Rick Patrick: Greene Publishing, Inc.
Madison County Central School (MCCS) could be a large step closer to becoming a charter school if the State of Florida has its way.
This was the news delivered to the Madison County District School Board during their regular meeting on Tuesday, Oct. 3. The announcement was delivered by School Superintendent, Dr. Karen Pickles and was not welcomed news for the Board Members. “We feel like we have been lied to,” was the feeling of the Board Members. In August, Hershel Lyons, Chancellor of the Florida Division of Public Schools assured teachers and administrators in Madison County that (MCCS) could avoid being forced into becoming a charter school if the school grade improved to at least a “C” by the end of the school year. However, in a message from Lyons sent to Pickles, the District was informed that a new district turn-around plan was being required for MCCS. (The District already had an approved turn-around plan in place for MCCS.) This “Phase I” plan is due by Wednesday, Oct. 18, and includes moving teachers and the formation of a Community Assessment Team. Board Chairman Bart Alford expressed dismay at having to move teachers from one school to another because of the disruptions it will cause for students. That sentiment was echoed among the other Board members. “We should have been told this summer, if that is what they [the State Dept. of Education] had in mind,” said Alford.
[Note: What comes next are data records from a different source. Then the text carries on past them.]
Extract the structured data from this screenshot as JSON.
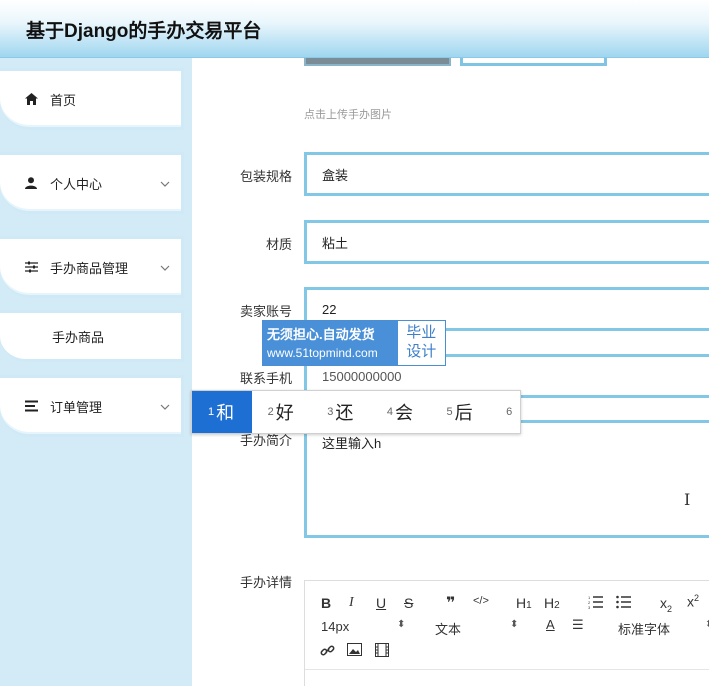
{
  "header": {
    "title": "基于Django的手办交易平台"
  },
  "sidebar": {
    "items": [
      {
        "label": "首页",
        "icon": "home-icon"
      },
      {
        "label": "个人中心",
        "icon": "user-icon"
      },
      {
        "label": "手办商品管理",
        "icon": "sliders-icon"
      },
      {
        "label": "手办商品",
        "icon": ""
      },
      {
        "label": "订单管理",
        "icon": "list-icon"
      }
    ]
  },
  "form": {
    "upload_hint": "点击上传手办图片",
    "packaging": {
      "label": "包装规格",
      "value": "盒装"
    },
    "material": {
      "label": "材质",
      "value": "粘土"
    },
    "seller": {
      "label": "卖家账号",
      "value": "22"
    },
    "phone": {
      "label": "联系手机",
      "value": "15000000000"
    },
    "intro": {
      "label": "手办简介",
      "value": "这里输入h"
    },
    "detail": {
      "label": "手办详情"
    }
  },
  "ime": {
    "candidates": [
      {
        "num": "1",
        "text": "和"
      },
      {
        "num": "2",
        "text": "好"
      },
      {
        "num": "3",
        "text": "还"
      },
      {
        "num": "4",
        "text": "会"
      },
      {
        "num": "5",
        "text": "后"
      },
      {
        "num": "6",
        "text": ""
      }
    ]
  },
  "watermark": {
    "line1": "无须担心.自动发货",
    "line2": "www.51topmind.com",
    "right1": "毕业",
    "right2": "设计"
  },
  "editor": {
    "font_size": "14px",
    "paragraph": "文本",
    "font_family": "标准字体",
    "toolbar": [
      "B",
      "I",
      "U",
      "S",
      "❞",
      "</>",
      "H1",
      "H2",
      "ordered-list",
      "unordered-list",
      "x2-sub",
      "x2-sup"
    ]
  },
  "colors": {
    "accent": "#82c7e6",
    "sidebar_bg": "#d3ebf7",
    "ime_select": "#1e6fd4"
  }
}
A “Phase II” plan for the school is due by Wednesday, Nov. 15. Under “Phase II,” the district would be faced with three options: closure of the school, contracting with an approved “external operator” charter company, or a district-managed charter school. According to Pickles, the district-managed charter plan would be the only plan the State School Board would accept. This means the School Board would have to sign a charter school contract in January for the operation of MCCS for the 2018-19 school year, regardless of any improvement that may come about at the end of the current school year. It was suggested by the legal counsel at the Florida Association of District School Superintendents that the Madison District pursue a contract with a “local” charter, as a local charter may be more willing to provide an “out clause” in case the school grade improves. For Madison, this would mean dealing with the governing bodies of either James Madison Preparatory High School or Madison Creative Arts Academy in order to put together an agreement for the operation of MCCS.
Members of the School Board and Pickles have vowed to fight these decisions. “I will fight, [I'm] just not going to hand our kids over [to a charter company],” said Pickles.
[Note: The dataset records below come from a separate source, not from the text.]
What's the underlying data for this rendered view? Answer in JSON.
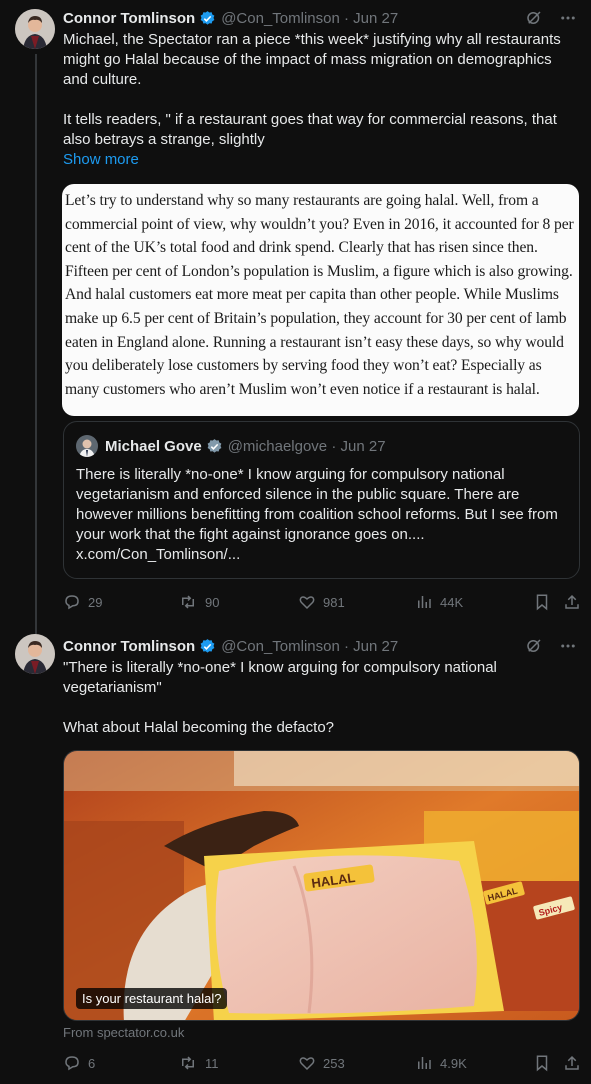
{
  "tweet1": {
    "author_name": "Connor Tomlinson",
    "handle": "@Con_Tomlinson",
    "date": "Jun 27",
    "text_para1": "Michael, the Spectator ran a piece *this week* justifying why all restaurants might go Halal because of the impact of mass migration on demographics and culture.",
    "text_para2": "It tells readers, \" if a restaurant goes that way for commercial reasons, that also betrays a strange, slightly",
    "show_more": "Show more",
    "article_excerpt": "Let’s try to understand why so many restaurants are going halal. Well, from a commercial point of view, why wouldn’t you? Even in 2016, it accounted for 8 per cent of the UK’s total food and drink spend. Clearly that has risen since then. Fifteen per cent of London’s population is Muslim, a figure which is also growing. And halal customers eat more meat per capita than other people. While Muslims make up 6.5 per cent of Britain’s population, they account for 30 per cent of lamb eaten in England alone. Running a restaurant isn’t easy these days, so why would you deliberately lose customers by serving food they won’t eat? Especially as many customers who aren’t Muslim won’t even notice if a restaurant is halal.",
    "quote": {
      "author_name": "Michael Gove",
      "handle": "@michaelgove",
      "date": "Jun 27",
      "text": "There is literally *no-one* I know arguing for compulsory national vegetarianism and enforced silence in the public square. There are however millions benefitting from coalition school reforms. But I see from your work that the fight against ignorance goes on.... x.com/Con_Tomlinson/..."
    },
    "stats": {
      "replies": "29",
      "reposts": "90",
      "likes": "981",
      "views": "44K"
    }
  },
  "tweet2": {
    "author_name": "Connor Tomlinson",
    "handle": "@Con_Tomlinson",
    "date": "Jun 27",
    "text_line1": "\"There is literally *no-one* I know arguing for compulsory national vegetarianism\"",
    "text_line2": "What about Halal becoming the defacto?",
    "media": {
      "caption": "Is your restaurant halal?",
      "label_big": "HALAL",
      "label_small": "HALAL",
      "label_spicy": "Spicy"
    },
    "source": "From spectator.co.uk",
    "stats": {
      "replies": "6",
      "reposts": "11",
      "likes": "253",
      "views": "4.9K"
    }
  },
  "icons": [
    "grok-icon",
    "more-icon",
    "verified-icon",
    "reply-icon",
    "repost-icon",
    "like-icon",
    "views-icon",
    "bookmark-icon",
    "share-icon"
  ],
  "colors": {
    "background": "#0f0f0f",
    "text": "#e7e9ea",
    "muted": "#71767b",
    "link": "#1d9bf0",
    "verified": "#1d9bf0",
    "border": "#2f3336"
  }
}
According to School Board Attorney Tom Reeves, the local School Board is in charge of free public schools. This is according to the Florida Constitution. If it is mandated that MCCS become a charter school, that will mean Madison County students in grades six through eight would have no choice but to attend a charter school. “I think that could be an issue,” said Reeves. A legal battle would likely be long, drawn out, and very expensive.
This story will likely be a continuing story over the coming weeks and months. Meanwhile, the fate of MCCS remains uncertain.